Forster Tuncurry Golf Club Ltd v Martin Crew (12 January 2016)

When a bar manager was terminated due to redundancy, he expected a payout – only to be disappointed because his employer said he had refused a suitable alternative position. The employee disagreed, arguing his personal circumstances prevented him from accepting the alternative. He took his case to the Fair Work Commission, but he was to be disappointed again.

The FWC heard the employee’s wife had suffered a stroke two years earlier. She was in need of intensive home care. The manager came to an arrangement with the employer to work fixed shifts to enable him to juggle work and carer’s responsibilities. But the bar where he worked was losing money and had to be shut down. The employer made several offers of alternatives, none of which would change the manager’s status, pay or travel time to and from work.

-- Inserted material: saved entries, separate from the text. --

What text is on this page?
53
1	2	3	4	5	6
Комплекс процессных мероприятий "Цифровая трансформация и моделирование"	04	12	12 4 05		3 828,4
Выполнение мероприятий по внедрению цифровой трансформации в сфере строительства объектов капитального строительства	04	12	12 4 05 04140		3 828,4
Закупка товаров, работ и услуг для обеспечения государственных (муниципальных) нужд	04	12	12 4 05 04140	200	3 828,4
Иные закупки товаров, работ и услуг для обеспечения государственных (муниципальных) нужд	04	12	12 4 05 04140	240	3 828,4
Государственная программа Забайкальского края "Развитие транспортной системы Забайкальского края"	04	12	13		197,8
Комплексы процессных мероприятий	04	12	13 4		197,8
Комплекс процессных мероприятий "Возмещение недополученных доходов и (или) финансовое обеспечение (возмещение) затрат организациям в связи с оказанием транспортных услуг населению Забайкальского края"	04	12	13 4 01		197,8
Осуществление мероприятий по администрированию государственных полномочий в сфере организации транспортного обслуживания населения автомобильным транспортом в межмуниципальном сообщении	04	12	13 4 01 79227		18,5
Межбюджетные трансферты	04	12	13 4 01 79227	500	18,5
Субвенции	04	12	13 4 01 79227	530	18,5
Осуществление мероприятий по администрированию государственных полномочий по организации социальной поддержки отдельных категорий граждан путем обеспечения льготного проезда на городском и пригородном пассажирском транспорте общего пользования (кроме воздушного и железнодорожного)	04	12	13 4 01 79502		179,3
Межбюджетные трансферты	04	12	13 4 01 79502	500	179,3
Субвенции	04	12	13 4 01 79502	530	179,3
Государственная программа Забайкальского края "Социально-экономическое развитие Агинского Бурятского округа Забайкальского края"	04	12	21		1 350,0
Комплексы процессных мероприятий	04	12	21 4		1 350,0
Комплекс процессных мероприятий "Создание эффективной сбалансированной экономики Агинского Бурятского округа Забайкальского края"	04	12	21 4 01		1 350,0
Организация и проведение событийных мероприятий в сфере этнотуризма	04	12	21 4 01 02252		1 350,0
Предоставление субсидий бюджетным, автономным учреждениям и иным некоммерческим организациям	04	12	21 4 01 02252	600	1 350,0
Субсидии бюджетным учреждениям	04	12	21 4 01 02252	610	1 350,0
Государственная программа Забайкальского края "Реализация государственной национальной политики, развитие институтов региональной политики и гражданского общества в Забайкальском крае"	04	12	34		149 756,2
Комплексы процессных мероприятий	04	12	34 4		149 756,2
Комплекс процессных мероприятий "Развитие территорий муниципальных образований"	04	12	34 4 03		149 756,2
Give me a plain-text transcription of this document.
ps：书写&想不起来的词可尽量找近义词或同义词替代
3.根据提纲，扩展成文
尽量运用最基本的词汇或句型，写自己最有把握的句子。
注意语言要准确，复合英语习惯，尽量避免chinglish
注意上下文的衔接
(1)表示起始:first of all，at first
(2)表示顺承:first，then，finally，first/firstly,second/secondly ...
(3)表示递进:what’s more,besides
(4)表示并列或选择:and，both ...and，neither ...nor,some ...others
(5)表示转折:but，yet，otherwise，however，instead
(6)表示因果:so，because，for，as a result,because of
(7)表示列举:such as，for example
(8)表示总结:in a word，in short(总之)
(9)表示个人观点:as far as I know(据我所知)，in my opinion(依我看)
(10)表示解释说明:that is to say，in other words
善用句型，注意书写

However they did have the potential to change when he worked, as the club could no longer sustain having a bar manager on a fixed roster. It was this latter aspect which created the dispute. The employee and his union met with the employer several times but the evidence revealed a lack of effort or willingness to compromise on the part of the employee.

The employee and the union also indicated an appreciation of the workplace friction that would inevitably arise if the employee was the only staff member who did not take his fair share of the less popular shifts. His old position did not involve him working with any other staff, so he knew that in the changed environment his special treatment would likely cause resentment.

The FWC accepted that his personal circumstances were difficult but that didn’t mean he should expect the employer to bend to his needs completely. On the contrary, the FWC said the employer’s efforts to accommodate the employee were considerable.

Of particular importance was the observation that the earlier agreement to provide a fixed roster to enable the manager to care for his wife was not immutable. Further, the FWC said that to accept the employee’s view would mean “any employee could claim redundancy if their roster was altered after consultation, but to which they did not consent because they did not consider the change was ‘acceptable employment’. This would be an absurd and impractical outcome.”

The FWC referred to the employer’s award-based right to change rosters and alternative employment is a matter of objective analysis, not the subjective view of the employee affected. Given that the alternative in all the circumstances was “suitable” objectively, the FWC accepted there was a redundancy but ordered the employer be exempt from making any redundancy payout.

This employer made serious attempts to find a compromise but was essentially rebuffed by an employee who, with the support of his union, thought he was untouchable because of the heart rending story attached to his claim. But in that, he suffered from a misplaced sense of privilege. Despite the obvious personal difficulties this manager faced, in the end, the needs and rights of the business and fairness in the workplace, trumped his demands.